LA PROMESSE DE DIEU

promesse de dieuDepuis le commencement du monde

La création crie dans les douleurs de l’enfantement !

Dieu aurait-il oublié la promesse

Faite à Abraham :

« Ta descendance sera aussi nombreuse que les étoiles du ciel ! »
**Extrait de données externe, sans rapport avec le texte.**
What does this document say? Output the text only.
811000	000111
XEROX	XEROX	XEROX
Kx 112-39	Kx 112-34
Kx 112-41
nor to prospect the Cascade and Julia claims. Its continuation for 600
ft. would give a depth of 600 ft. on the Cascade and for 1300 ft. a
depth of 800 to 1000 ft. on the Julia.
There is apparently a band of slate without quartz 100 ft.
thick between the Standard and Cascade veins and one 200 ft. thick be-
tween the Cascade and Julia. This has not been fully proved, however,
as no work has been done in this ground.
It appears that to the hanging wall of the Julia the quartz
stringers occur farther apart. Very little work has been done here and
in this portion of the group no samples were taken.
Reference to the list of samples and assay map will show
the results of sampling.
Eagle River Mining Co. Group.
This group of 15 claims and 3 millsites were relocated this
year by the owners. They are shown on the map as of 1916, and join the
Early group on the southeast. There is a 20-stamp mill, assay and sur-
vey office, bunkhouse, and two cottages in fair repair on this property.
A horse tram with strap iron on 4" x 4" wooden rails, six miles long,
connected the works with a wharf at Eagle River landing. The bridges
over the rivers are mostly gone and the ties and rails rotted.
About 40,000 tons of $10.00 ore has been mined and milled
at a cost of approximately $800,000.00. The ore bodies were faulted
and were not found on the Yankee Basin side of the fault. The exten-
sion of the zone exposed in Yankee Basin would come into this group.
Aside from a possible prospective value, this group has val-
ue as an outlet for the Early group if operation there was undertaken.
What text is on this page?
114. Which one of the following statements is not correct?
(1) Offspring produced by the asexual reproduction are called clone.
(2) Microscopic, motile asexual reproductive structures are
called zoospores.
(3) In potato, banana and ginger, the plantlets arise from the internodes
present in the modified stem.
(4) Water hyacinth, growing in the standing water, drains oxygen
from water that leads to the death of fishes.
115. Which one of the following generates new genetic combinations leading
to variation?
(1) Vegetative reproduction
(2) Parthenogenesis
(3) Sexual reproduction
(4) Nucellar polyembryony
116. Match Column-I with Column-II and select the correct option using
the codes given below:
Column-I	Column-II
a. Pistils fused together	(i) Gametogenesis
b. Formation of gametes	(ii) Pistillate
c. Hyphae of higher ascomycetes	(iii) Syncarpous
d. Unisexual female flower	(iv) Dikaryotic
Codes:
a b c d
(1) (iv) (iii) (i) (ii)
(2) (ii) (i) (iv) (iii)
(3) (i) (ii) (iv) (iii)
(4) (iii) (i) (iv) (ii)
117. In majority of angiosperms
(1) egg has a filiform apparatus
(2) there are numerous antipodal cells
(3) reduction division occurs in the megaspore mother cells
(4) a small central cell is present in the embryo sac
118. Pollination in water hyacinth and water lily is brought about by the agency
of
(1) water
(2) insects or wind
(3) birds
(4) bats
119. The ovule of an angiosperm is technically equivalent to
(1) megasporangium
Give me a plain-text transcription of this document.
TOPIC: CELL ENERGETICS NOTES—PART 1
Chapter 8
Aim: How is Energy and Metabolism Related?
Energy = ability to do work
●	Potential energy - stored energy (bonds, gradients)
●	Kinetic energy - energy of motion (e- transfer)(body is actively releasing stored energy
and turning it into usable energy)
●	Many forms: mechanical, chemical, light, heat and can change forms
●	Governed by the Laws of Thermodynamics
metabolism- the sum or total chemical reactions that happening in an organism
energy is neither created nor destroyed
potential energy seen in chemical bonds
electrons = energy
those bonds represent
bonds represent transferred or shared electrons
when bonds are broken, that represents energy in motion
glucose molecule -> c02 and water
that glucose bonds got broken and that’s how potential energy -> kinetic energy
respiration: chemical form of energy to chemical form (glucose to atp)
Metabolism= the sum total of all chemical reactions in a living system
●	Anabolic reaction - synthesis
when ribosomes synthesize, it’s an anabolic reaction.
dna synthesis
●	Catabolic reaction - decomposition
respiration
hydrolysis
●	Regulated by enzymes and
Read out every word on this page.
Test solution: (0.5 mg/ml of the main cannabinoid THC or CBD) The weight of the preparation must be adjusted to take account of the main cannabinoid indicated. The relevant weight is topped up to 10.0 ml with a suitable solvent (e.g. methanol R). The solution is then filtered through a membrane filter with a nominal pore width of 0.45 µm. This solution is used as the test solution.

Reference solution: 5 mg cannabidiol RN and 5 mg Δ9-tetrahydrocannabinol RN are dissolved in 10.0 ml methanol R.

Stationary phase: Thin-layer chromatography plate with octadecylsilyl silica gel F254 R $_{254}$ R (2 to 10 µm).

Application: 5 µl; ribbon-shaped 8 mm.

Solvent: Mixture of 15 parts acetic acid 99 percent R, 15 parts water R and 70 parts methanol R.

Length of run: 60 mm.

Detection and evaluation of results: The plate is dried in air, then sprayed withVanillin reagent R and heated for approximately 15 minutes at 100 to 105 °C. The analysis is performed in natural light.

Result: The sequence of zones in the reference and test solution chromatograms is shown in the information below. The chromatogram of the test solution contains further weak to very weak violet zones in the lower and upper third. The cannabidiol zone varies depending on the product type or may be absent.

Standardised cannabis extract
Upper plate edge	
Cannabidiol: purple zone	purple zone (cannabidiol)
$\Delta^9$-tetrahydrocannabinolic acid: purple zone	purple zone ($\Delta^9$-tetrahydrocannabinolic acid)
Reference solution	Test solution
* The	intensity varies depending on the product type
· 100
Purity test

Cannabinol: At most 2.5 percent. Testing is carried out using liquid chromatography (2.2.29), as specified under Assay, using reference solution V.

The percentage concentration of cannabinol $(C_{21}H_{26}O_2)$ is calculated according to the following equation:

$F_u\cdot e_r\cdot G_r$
Promesse révélée à Jacob :

« Il vient CELUI QUI EST depuis le commencement

Et son règne n’aura pas de fin ! »

Promesse que Moïse transmet à Israël :

Le Peuple élu, le Peuple choisi :

« Voici que viendra CELUI

Qui vous apprendra toute chose nouvelle,

ECOUTEZ-LE ! »

Mais la promesse tarde tellement !

Dieu aurait-il oublié ?

Dieu aurait-il oublié son Peuple ?

Non, son cœur n’oublie pas !

Il n’oublie pas le Peuple choisi

Dans le cœur duquel Il a gravé sa LOI

Celui qui est gravé sur les PAUMES DE SES MAINS :

« Même si une femme oubliait son enfant,

MOI, JE NE T’OUBLIERAI JAMAIS !

PAROLE DU SEIGNEUR DIEU ! »

Seulement

Dieu prépare le cœur de son Peuple :

« J’arracherai votre cœur de pierre

Je vous donnerai un cœur nouveau

JE SERAI VOTRE DIEU

ET VOUS SEREZ MON PEUPLE ! »

Le peuple qui criait sa détresse

Au pays de l’esclavage

Dieu l’a conduit au désert

Le nourrissant de la Manne

Pain descendu du ciel comme la rosée

Qui recouvre au matin

Les fleurs et l’herbe des champs

A mai forte et à bras levé

Dieu a délivré son Peuple

Qui gémissait sous le joug de l’Egypte

A Moïse il a remis le bâton de commandement

Le bâton qui fendit en deux la Mer Rouge

Le bâton qui fit sortir l’eau du rocher

Pour donner à boire

Car Dieu

A toujours entendu le cri de détresse

Ce cri est monté

Et son cœur s’est ému

Et ses entrailles ont frémies !

C’est ainsi que

Dieu conduisait son Peuple

A travers le désert

Vers le pays

Où coulent le lait et le miel

Oui à travers le désert

Car c’est là

Que Dieu instruisit son Peuple

Qu’Il grava SA LOI dans son cœur :

« JE SUIS VOTRE DIEU, L’UNIQUE

ET VOUS N’EN N’AUREZ POINT D’AUTRE QUE MOI !

ECOUTE ISRAËL :

CE COMMANDEMENT EST DANS TON CŒUR ! »

Et le Peuple choisi

Une fois dans le pays préparé par son Dieu

Oublia !

Il se détourna de Lui

Il préféra des dieux de pierre

Des dieux construits de main d’homme

Des dieux qui ont des oreilles mais n’entendent pas !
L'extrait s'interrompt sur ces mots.